Plusieurs prix et bientôt une antenne en Afrique de l’Ouest

Une innovation qui a valu à la jeune pousse bordelaise de nombreux prix : le prix « coup de cœur » de « When doctors meet hackers » en octobre 2017 ; celui de la « meilleure innovation pharmaceutique de l’année », décerné par le laboratoire Sanofi en janvier 2018 ; le prix « coup de cœur » de l’e-health world Monaco en mars 2018 ; le prix « Let’s go France » organisé par le cabinet d’audit PwC en avril 2018 ; enfin, le plus prestigieux, celui de la « Best European Tech Startup 2018 » par le Massachusetts institute of technology (M.I.T.) Technology Review en octobre 2018.

Créée en mars et constituée de 6 personnes à temps plein, la start-up bordelaise vise, pour l’heure le marché de l’Afrique de l’Ouest (notamment le Togo, le Bénin et la Côte d’Ivoire). Toutefois, une décision européenne pourrait lui donner un coup d’accélérateur. En effet, suite à la directive européenne des médicaments falsifiés de 2011, chaque laboratoire européen qui produit et vend des médicaments en Europe devra fournir des traitements pourvus d’un dispositif obligatoire d’identification, de vérification et d’inviolabilité sur leur emballage extérieur.

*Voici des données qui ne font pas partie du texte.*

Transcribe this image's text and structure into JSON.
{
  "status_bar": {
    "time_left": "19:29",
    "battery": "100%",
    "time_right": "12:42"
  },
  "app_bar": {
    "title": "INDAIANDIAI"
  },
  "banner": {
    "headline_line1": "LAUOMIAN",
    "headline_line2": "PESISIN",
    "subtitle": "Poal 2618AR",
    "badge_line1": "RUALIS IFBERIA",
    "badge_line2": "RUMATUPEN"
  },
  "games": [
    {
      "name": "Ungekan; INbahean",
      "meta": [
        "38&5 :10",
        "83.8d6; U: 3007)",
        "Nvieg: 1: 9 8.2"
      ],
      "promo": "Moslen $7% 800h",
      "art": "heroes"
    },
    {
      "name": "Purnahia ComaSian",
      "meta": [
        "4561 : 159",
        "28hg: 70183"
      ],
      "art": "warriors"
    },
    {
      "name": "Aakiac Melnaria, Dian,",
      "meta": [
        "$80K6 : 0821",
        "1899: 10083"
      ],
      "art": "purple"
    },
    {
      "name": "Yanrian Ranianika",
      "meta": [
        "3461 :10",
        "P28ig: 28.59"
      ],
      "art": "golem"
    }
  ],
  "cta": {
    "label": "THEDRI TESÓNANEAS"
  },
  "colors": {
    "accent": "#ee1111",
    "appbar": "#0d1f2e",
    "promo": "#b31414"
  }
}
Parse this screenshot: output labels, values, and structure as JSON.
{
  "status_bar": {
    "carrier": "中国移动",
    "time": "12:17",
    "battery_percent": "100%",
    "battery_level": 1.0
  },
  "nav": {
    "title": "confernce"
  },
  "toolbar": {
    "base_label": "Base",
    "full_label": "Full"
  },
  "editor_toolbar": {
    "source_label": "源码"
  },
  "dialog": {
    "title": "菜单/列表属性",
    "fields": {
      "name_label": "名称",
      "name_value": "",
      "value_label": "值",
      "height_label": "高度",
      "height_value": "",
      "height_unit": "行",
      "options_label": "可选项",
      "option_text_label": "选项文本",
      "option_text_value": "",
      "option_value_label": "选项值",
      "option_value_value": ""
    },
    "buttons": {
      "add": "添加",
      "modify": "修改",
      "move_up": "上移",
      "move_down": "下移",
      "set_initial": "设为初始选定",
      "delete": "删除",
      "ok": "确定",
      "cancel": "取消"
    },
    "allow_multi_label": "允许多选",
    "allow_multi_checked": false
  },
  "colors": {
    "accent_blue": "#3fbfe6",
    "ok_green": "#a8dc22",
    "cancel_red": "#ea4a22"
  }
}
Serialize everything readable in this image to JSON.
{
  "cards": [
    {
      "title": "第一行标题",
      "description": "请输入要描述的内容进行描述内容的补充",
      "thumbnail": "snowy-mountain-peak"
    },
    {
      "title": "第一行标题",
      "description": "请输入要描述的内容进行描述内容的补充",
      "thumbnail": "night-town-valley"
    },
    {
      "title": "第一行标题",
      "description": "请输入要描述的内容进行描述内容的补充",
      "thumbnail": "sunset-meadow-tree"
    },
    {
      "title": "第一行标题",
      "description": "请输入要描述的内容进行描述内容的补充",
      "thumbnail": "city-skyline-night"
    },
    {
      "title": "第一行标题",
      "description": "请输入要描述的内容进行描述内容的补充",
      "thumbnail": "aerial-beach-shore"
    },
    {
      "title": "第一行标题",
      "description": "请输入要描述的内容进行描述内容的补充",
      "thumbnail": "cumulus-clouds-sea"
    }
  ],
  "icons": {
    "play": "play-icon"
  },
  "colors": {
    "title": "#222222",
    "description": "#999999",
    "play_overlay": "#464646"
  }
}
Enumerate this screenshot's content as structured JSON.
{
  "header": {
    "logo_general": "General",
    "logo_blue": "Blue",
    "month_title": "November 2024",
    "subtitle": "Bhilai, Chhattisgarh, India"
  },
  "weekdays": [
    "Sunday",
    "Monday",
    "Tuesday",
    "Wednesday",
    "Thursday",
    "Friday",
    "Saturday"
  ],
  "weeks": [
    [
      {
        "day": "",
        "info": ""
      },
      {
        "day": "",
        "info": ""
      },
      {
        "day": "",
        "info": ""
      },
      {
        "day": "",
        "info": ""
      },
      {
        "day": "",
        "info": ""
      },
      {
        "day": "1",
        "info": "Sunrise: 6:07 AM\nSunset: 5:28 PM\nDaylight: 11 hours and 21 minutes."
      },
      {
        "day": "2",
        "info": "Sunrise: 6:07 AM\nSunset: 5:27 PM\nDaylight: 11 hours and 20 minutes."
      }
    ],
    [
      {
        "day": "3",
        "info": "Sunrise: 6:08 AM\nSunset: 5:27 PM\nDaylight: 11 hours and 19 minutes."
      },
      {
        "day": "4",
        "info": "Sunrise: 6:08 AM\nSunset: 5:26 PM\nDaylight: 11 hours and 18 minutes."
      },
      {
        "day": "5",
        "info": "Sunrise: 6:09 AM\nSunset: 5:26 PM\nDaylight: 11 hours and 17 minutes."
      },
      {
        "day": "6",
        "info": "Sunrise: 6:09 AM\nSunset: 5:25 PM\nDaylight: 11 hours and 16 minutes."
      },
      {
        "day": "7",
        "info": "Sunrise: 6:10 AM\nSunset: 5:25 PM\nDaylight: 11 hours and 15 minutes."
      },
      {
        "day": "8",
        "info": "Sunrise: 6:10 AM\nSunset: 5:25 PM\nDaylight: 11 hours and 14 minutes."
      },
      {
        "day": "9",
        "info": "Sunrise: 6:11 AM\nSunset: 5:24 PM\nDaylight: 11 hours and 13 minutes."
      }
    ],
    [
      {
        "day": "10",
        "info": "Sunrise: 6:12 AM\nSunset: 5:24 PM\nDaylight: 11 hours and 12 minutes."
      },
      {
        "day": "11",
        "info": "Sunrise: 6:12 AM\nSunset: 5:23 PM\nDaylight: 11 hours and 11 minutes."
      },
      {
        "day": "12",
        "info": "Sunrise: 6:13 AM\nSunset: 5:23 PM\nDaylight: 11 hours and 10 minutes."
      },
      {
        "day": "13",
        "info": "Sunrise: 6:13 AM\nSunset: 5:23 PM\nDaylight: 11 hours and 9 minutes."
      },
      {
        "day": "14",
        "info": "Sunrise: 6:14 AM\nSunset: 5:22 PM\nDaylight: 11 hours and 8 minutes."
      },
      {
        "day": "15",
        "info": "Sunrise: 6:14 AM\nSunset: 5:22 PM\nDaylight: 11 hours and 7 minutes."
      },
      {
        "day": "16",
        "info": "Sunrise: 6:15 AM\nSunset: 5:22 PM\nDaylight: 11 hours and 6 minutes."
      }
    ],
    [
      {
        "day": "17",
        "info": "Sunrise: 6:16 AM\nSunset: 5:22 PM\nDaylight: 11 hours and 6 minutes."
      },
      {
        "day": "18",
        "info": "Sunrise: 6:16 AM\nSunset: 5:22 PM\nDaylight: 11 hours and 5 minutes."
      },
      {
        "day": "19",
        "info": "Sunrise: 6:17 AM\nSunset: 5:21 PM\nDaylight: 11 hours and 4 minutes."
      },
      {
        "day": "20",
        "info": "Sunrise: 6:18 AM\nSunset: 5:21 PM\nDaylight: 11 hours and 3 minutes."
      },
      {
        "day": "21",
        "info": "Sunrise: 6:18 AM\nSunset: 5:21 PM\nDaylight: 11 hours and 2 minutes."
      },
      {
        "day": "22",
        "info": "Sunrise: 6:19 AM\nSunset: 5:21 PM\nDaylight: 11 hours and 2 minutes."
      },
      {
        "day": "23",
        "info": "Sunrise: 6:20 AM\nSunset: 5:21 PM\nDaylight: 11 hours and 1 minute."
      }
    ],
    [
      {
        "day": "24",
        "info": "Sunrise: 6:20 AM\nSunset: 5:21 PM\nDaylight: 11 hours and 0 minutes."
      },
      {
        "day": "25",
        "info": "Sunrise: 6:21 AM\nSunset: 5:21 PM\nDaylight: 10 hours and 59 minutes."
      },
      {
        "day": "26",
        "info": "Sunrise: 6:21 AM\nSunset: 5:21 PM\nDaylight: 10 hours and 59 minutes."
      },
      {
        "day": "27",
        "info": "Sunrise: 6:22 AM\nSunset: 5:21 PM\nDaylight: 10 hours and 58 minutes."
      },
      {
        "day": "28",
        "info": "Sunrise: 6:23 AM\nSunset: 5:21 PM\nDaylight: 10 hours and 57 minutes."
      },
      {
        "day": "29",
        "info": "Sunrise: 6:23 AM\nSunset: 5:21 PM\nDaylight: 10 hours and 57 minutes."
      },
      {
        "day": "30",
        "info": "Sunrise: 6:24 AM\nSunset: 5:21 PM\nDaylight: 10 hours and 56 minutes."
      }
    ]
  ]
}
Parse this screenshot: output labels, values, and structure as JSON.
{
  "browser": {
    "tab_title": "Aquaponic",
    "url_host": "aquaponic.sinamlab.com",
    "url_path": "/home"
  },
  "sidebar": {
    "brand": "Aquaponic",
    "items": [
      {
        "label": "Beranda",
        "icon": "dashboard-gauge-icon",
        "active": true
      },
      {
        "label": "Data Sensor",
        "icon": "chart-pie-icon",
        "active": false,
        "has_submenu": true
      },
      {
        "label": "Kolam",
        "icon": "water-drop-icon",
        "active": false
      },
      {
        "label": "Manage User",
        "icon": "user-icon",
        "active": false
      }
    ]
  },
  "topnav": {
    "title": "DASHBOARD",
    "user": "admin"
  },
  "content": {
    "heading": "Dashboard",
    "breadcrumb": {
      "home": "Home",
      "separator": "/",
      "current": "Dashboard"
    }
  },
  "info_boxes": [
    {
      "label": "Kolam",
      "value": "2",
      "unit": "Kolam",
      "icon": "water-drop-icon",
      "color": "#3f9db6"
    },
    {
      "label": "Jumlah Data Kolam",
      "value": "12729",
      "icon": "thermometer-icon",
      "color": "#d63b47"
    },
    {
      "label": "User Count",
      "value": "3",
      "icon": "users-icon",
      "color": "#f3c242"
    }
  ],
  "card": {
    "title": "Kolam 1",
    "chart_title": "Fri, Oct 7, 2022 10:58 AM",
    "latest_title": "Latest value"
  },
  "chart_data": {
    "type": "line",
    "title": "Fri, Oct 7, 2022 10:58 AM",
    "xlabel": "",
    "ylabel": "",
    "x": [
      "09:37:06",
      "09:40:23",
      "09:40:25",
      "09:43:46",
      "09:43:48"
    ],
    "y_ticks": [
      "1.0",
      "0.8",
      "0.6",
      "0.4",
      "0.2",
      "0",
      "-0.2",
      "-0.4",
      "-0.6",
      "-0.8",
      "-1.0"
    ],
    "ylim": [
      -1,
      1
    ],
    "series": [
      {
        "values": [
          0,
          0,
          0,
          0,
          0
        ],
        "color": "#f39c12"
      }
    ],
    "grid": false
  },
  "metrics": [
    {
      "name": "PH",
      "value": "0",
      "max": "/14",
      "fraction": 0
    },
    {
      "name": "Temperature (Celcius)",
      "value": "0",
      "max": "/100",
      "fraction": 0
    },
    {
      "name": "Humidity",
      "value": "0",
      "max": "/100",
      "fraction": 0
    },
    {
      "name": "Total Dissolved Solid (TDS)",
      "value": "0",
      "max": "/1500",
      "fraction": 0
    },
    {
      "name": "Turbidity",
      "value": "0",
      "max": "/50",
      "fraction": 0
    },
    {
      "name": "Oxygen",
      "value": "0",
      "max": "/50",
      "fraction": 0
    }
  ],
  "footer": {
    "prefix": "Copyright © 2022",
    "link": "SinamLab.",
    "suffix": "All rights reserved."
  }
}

Tests de l'application auprès de professionnels de santé et de patients 0 Abidjan (Côte d

Tests de l’application auprès de professionnels de santé et de patients à Abidjan (Côte d’Ivoire).

« Notre dispositif permet aux laboratoires pharmaceutiques de lutter contre les médicaments contrefaits, d’améliorer leur image de marque et de récupérer de la data pour savoir où les gens sont malades », précise le jeune homme.

Meditect a un premier laboratoire client. D’autres pourraient suivre. L’appli « patient » est prête, celle pour les professionnels doit encore être peaufinée. Les deux ont déjà été testées en Afrique, avec succès, auprès de tous les acteurs de la chaine de distribution : grossistes, pharmaciens et patients.

Meditect ouvre un bureau en janvier 2019 à Abidjan (Côte d’Ivoire) pour éduquer, promouvoir, former les patients et professionnels de santé, et référencer les pharmacies.

« Eradiquer les médicaments falsifiés est notre rêve. Cela passe aussi par la sensibilisation et l’éducation. Mais s’il n’y a pas une réelle volonté de tous les acteurs, cela risque d’être compliqué », souligne Arnaud Pourredon.